Este fenómeno muestra que el síndrome de la impostora, tal como se conceptualiza desde el feminismo hegemónico, no afecta a todo el mundo por igual. Si eres una mujer o una persona de género disidente pero socializada en códigos burgueses, es más probable que encajes en los espacios de poder. En cambio, aquellas personas que no se ajustan a esos códigos pueden ser etiquetadas como demasiado viscerales o inadecuadas, perpetuando una exclusión dentro de los movimientos que se dicen transformadores.
Existen discursos feministas que hablan mucho de clase, pero que a menudo lo hacen desde una posición de superioridad. Es ese feminismo que dice defender a las mujeres y géneros disidentes de clase trabajadora, pero que no se asegura de que esas mujeres y disidencias tengan espacio real para definir su propia lucha. Es ese feminismo que teoriza sobre conciencia de clase, pero que luego juzga las respuestas con códigos culturales propios de la clase obrera como demasiado viscerales, poco elaboradas o demasiado violentas.
Al mismo tiempo, a menudo se cae en la romantización de la clase obrera, convirtiéndola en un elemento folclórico o en un símbolo de resistencia, pero sin reconocer su complejidad y sus dificultades cotidianas. Se construye un relato desconectado de su realidad, secuestrado cultural y educativamente, que a menudo adopta un tono infantilizador y paternalista. Esto genera la imagen de un sujeto revolucionario de la lucha de clases que no refleja sus tensiones, contradicciones y problemáticas reales.

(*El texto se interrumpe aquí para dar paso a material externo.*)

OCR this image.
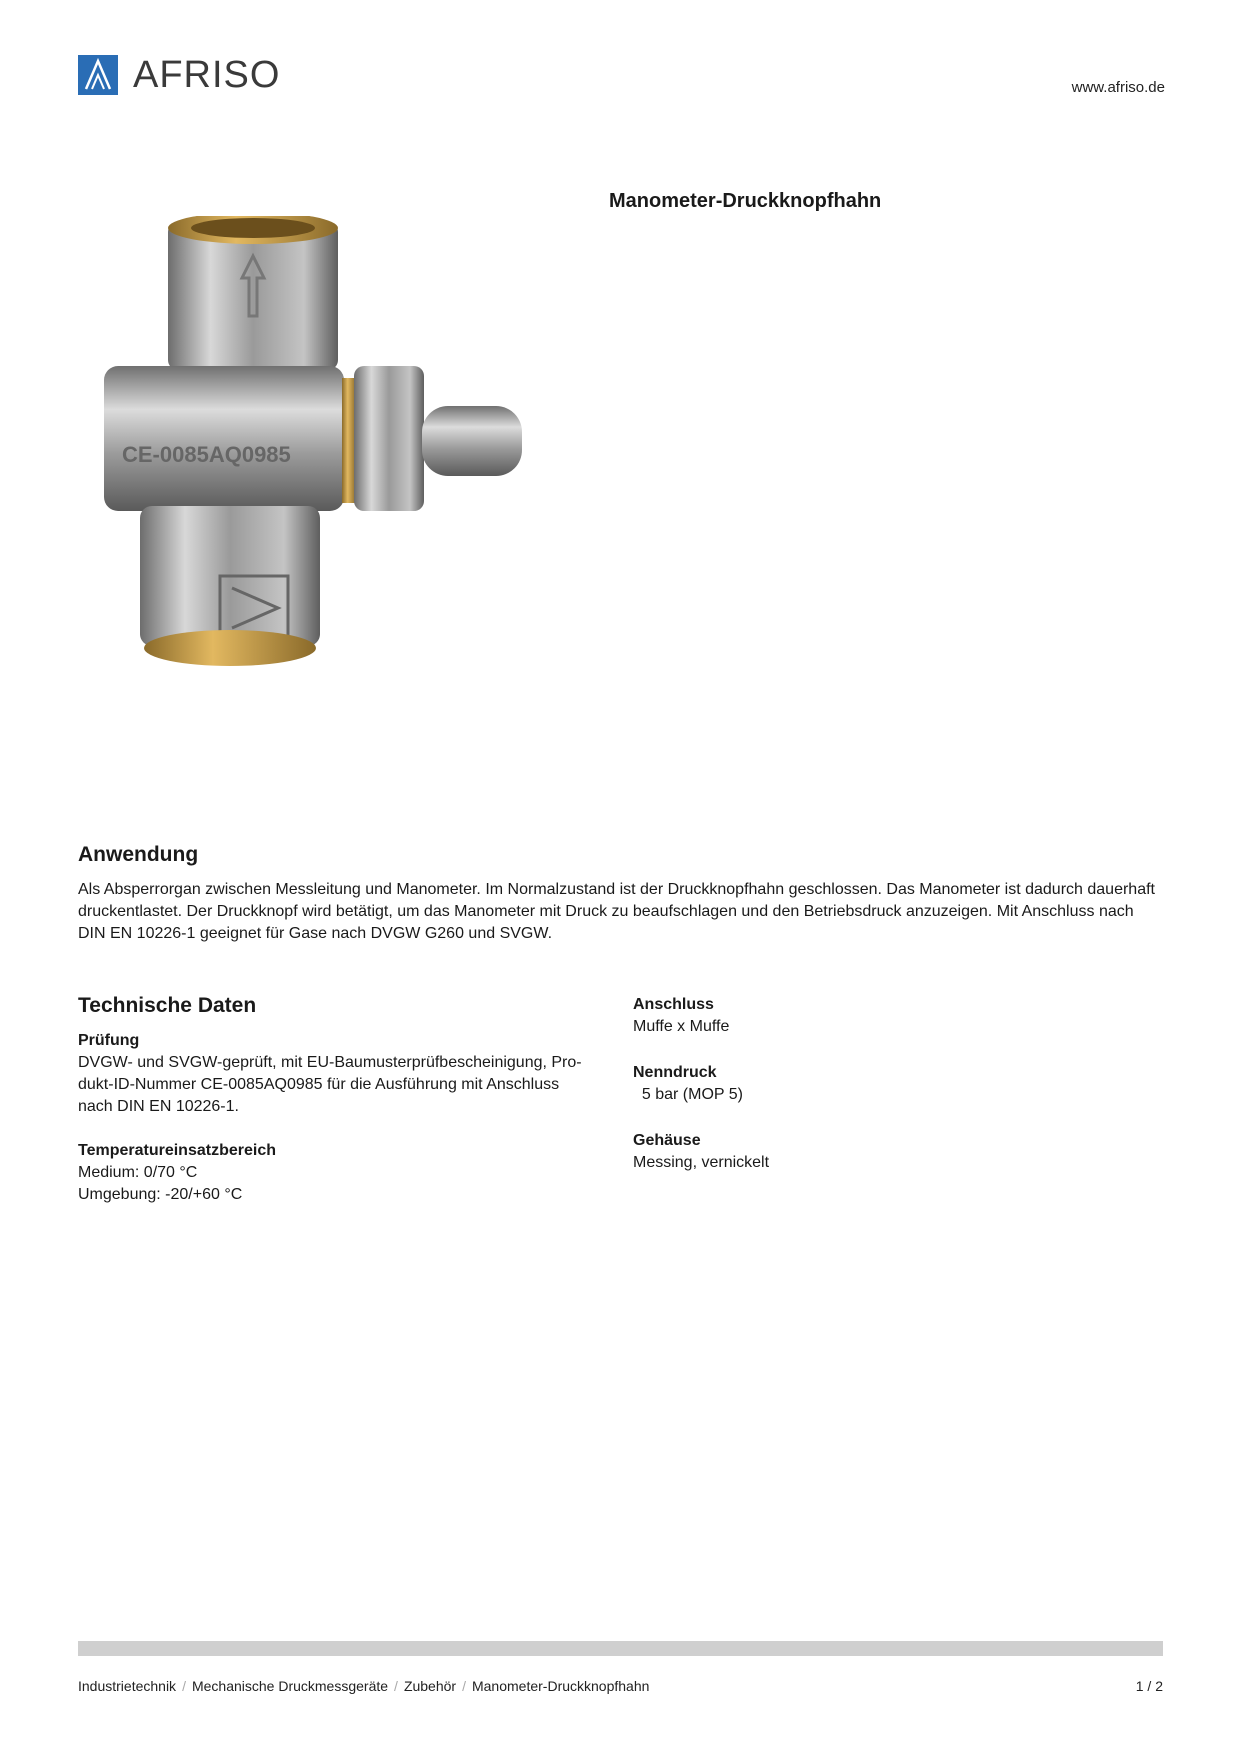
AFRISO	www.afriso.de
Manometer-Druckknopfhahn
CE-0085AQ0985
Anwendung

Als Absperrorgan zwischen Messleitung und Manometer. Im Normalzustand ist der Druckknopfhahn geschlossen. Das Manometer ist dadurch dauerhaft druckentlastet. Der Druckknopf wird betätigt, um das Manometer mit Druck zu beaufschlagen und den Betriebsdruck anzuzeigen. Mit Anschluss nach DIN EN 10226-1 geeignet für Gase nach DVGW G260 und SVGW.

Technische Daten
Prüfung
DVGW- und SVGW-geprüft, mit EU-Baumusterprüfbescheinigung, Pro-
dukt-ID-Nummer CE-0085AQ0985 für die Ausführung mit Anschluss
nach DIN EN 10226-1.
Temperatureinsatzbereich
Medium: 0/70 °C
Umgebung: -20/+60 °C
Anschluss
Muffe x Muffe
Nenndruck
5 bar (MOP 5)
Gehäuse
Messing, vernickelt
Industrietechnik / Mechanische Druckmessgeräte / Zubehör / Manometer-Druckknopfhahn	1 / 2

Así como en el feminismo se pide que los hombres socializados como tales no lideren la lucha feminista, en la lucha de clases debemos exigir que sean las personas socializadas en códigos obreros quienes ocupen los espacios de visibilidad
Debemos resignificar los códigos de la clase obrera y romper con la hegemonía cultural burguesa que domina gran parte del feminismo y de los movimientos de clase. Pero esto no puede convertirse en una apropiación de estos códigos por parte de personas socializadas en la burguesía y la clase dirigente, que se autoproclaman clase obrera sin haber sido socializadas como tal. No se trata solo de usar su lenguaje o sus símbolos, sino de garantizar espacio de liderazgo y visibilización para aquellas personas que han crecido y se han movido en esos códigos. Estamos de acuerdo en que no debemos dividir la lucha de la clase trabajadora, pero así como en el feminismo se pide que los hombres socializados como tales no lideren la lucha feminista, en la lucha de clases también debemos exigir que sean las personas realmente socializadas en códigos obreros quienes ocupen los espacios de visibilidad y liderazgo.
Si el feminismo de clase quiere ser realmente transformador, debe cuestionar quién controla la hegemonía cultural, quién decide cómo se lucha y quién marca los límites de lo que es legítimo y lo que no lo es. Mientras el feminismo y gran parte de los movimientos sociales sigan construyéndose desde los códigos de la clase profesional dirigente y burguesa intelectual, seguirá siendo un feminismo excluyente y ajeno a las luchas de la clase obrera. Porque la lucha de clases no es solo una cuestión económica, sino también de quién tiene el poder de definir el discurso.